People stood in doorways or tromped down the streets sort of cheering the rain on and whooping. Nobody gets mad, nobody seems frustrated, they are almost inspired by the rain's fury. Really, they stand there looking out like kids who are getting to play hooky because of the snow - with big grins, kind of cheering on the storm. It leads to an interesting, "we're all in this together" feeling. All kinds of trash floats down the street, potato chip bags and cigarette butts.
my acquaintance DB Jhirel is a villager from near Jiri which is up in the north. He just came back from a visit to his village. He didn't know it when he left Kathmandu (he works as a trekking guide here) but his youngest sister (of 10 children) had committed suicide - by poisoning. She left behind 3 kids all under 10 and a husband. Evidently they ran a shop together and there was 7000NRS (about $100) missing one day from the till. They had a big fight over it and it escalated. DB's English is so bad, I couldn't get more information. So, "she kill herself, she drink poison" he said with a smile. She was in her early 30s. It (the smile) doesn't mean he didn't care about her...these people are just so accustomed to putting on a brave face in hard times, they take it as it comes. So, she kill herself. Life goes on. Or so his attitude seems to say.

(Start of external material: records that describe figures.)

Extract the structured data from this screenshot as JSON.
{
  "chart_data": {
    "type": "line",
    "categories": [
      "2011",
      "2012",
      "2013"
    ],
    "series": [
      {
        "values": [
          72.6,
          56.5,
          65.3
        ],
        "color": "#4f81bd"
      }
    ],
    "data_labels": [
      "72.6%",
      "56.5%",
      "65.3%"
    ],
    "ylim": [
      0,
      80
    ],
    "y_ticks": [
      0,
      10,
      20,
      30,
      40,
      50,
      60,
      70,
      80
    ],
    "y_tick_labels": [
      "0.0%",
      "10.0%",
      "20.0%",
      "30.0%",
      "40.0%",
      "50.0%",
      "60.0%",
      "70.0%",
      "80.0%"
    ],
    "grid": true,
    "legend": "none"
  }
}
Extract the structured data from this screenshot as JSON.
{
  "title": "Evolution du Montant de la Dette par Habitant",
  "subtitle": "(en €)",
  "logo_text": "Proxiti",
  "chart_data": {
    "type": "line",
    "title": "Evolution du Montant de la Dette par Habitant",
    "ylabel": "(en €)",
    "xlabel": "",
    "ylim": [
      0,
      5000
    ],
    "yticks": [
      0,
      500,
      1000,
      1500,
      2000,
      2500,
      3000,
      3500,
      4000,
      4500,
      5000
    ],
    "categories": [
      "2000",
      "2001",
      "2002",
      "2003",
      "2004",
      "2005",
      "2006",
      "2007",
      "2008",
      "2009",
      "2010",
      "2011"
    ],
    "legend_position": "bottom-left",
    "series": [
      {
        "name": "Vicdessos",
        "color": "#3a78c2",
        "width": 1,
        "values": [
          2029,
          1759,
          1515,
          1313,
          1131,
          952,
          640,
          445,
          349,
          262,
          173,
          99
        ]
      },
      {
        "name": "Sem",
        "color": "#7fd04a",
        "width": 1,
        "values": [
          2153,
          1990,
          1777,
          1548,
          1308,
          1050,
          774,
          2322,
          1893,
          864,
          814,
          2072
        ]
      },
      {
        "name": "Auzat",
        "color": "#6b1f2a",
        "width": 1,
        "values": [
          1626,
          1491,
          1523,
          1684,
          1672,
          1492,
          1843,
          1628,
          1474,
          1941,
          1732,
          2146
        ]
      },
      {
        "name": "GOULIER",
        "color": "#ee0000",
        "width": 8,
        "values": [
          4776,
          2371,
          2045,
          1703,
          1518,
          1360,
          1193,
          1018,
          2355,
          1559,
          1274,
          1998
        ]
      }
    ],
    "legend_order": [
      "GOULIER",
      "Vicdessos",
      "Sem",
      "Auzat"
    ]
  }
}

People actually will kill themselves over sums like $100 here, or even less. There are farmers in India killing themselves over unpayable debts of $50 or 100 or so. They take out loans during a bad crop season, and then if the rains don't come or for some reason the seeds don't sprout (bad seeds) and so on they can't possibly make the money back. Fifty dollars, $100, an insurmountable debt to them.

Last year when I was trekking in Panauti valley I ran into 2 young men on their way to a village funeral. The woman, they told me, was the mother of a friend. She had drunk poison because she was unable to deal with the death of her son, who was killed in an "encounter" between the Army and Maoists. They, too, were smiling. You would have thought they were on their way to a party, which in a way I guess they were (funerals, of course, mean lots of food and drink). I was dying (no pun intended) to follow them to the village and see the proceedings, but my Canadian trekking partner Ellen had gone ahead to the lodge, it was late afternoon and I had no way of telling her what I was doing. If you go to one of these folks' houses you MUST spend the evening there, it is rude otherwise. Ellen would have been terrified (women shouldn't trek alone after dark). So I went on to Dhulikhel where sure enough, the lodge owner (a sixty year old Newari grandfather who had been a longhaired hippy in the 60s - he showed us a photo. the 60s and 70s were the hey-day of Nepali travel), his grandson, the cook, and Ellen were all standing outside the lodge keenly watching the road for a sign of me.

At first I thought they were overly concerned. Then the next day Ellen told me PurnaMan Shrestha's (the lodge owner's) story about his own daughter. His daughter had disappeared a few years ago and was finally assumed to have been murdered. That's why he was raising his grandson. I realized how lucky I was to have such people worrying about me.

From then on, I promised to be home before dark.